Cette nuit-là, l’ancien dirigeant conservateur avait justifié son acte à la télévision nationale en invoquant une menace de « forces hostiles à l’État », tandis que l’armée encerclait le Parlement. Son entreprise, interrompue au bout de six heures par des parlementaires ayant réussi à regagner l’hémicycle, a provoqué un séisme politique et ravivé le spectre des régimes autoritaires dans une nation habituée à une démocratie stable. L’épisode a conduit à sa suspension par l’Assemblée nationale, à son arrestation, puis à sa destitution en avril dernier, avant la victoire de son rival Lee Jae Myung à l’élection présidentielle anticipée de juin.

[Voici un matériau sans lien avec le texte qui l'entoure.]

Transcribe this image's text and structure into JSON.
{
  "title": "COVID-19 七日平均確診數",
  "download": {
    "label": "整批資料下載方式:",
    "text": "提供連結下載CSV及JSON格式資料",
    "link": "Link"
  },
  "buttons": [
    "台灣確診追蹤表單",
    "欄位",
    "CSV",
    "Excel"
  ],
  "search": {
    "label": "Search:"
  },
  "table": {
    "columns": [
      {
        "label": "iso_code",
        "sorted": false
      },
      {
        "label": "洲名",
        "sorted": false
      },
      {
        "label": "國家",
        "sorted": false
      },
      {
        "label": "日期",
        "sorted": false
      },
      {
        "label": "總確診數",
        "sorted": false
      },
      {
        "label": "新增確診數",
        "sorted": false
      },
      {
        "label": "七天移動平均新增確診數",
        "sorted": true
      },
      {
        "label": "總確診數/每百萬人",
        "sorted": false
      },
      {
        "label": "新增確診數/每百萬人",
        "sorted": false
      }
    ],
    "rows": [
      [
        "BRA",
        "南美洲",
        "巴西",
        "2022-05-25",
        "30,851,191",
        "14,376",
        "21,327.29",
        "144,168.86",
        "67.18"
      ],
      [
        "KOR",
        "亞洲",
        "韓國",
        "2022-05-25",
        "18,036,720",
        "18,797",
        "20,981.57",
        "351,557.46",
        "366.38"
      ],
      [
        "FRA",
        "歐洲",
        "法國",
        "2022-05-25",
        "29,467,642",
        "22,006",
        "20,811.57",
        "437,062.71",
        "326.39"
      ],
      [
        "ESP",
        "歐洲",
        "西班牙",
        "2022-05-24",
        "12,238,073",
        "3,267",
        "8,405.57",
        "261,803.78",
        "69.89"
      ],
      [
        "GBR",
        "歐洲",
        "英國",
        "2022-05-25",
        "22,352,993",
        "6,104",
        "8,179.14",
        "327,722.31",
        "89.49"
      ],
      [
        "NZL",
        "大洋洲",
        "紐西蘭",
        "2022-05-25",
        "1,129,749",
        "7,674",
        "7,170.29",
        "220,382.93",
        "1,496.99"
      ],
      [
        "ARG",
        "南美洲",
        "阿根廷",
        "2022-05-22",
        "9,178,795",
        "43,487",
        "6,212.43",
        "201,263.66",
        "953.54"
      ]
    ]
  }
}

Détenu et maintenu à l’isolement, l’ex-président, âgé de soixante-cinq ans, a toujours rejeté les accusations portées contre lui. Il affirme avoir agi pour défendre les libertés et restaurer l’ordre constitutionnel face à ce qu’il nomme la « dictature législative » de l’opposition parlementaire. Les procureurs estiment pour leur part qu’il a été guidé par une « soif de pouvoir ». Son refus de plaider coupable et l’absence de tout repentir affiché compliquent, selon les observateurs, toute possibilité d’une peine inférieure à la perpétuité.
Plusieurs de ses anciens collaborateurs ont déjà été condamnés à de lourdes peines d’emprisonnement pour leur implication dans cette affaire, dont l’ex-Premier ministre Han Duck-soo et l’ancien ministre de l’Intérieur Lee Sang-min. Yoon Suk Yeol purge par ailleurs une peine de cinq ans de prison pour des faits distincts. Le verdict de jeudi, attendu par des millions de citoyens, marquera un nouveau chapitre judiciaire dans cette crise institutionnelle sans précédent depuis des décennies.